Jungforscherinnen zu Gast in Brüssel
Annabelle Maria Krick und Pauline Anna Hallmann aus Homburg erlebten drei spannende Tage in der europäischen Hauptstadt.
Die Jungforscherinnen aus Homburg wurden - neben weiteren sechs ähnlich erfinderischen Teams aus jeweils anderen Bundesländern - nach Brüssel eingeladen, um ihre Forschungsergebnisse auf der europäischen Bühne zu präsentieren.
30.11.2010 Begrüßung der Jungforscherinnen in Brüssel durch Minister Stephan Toscani und Landrat Clemens Lindemann in der Saarländischen Landesvertretung bei der EU.
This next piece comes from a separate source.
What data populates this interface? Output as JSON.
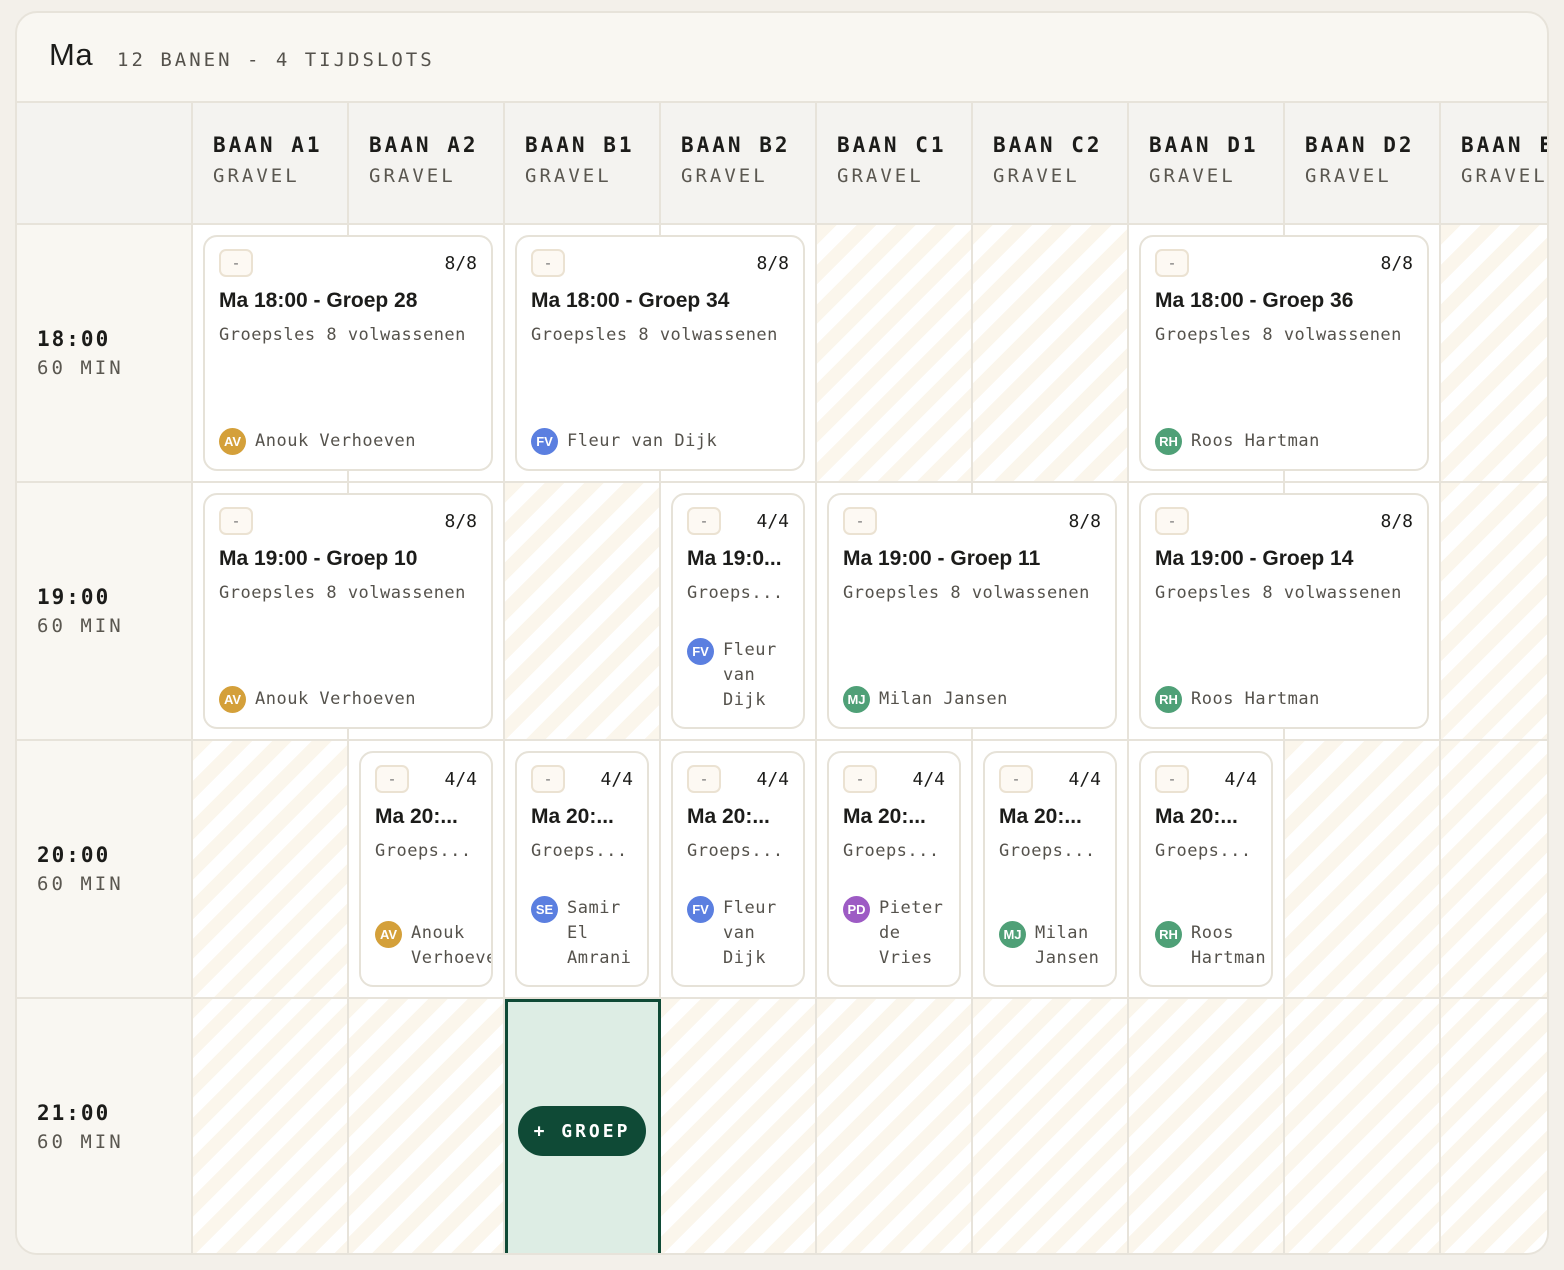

01.12.2010 Vortrag und Präsentation der Ergebnisse in der Hessischen Landesvertretung. Begrüßt wurden die jungen Wissenschaftler durch Frau Nicola Beer, Hessische Staatssekretärin für Europangelegenheiten und Herrn Waldemar Kütt, Mitglied des Kabinetts von Kommissarin Máire Geoghegean-Quinn, Europäische Kommission.
02.12.2010 Einladung in die Ständige Vertretung der Bundesrepublik Deutschland und Treffen mit Herrn Dr. Erik Hansalek aus dem Referat für Bildung und Forschung.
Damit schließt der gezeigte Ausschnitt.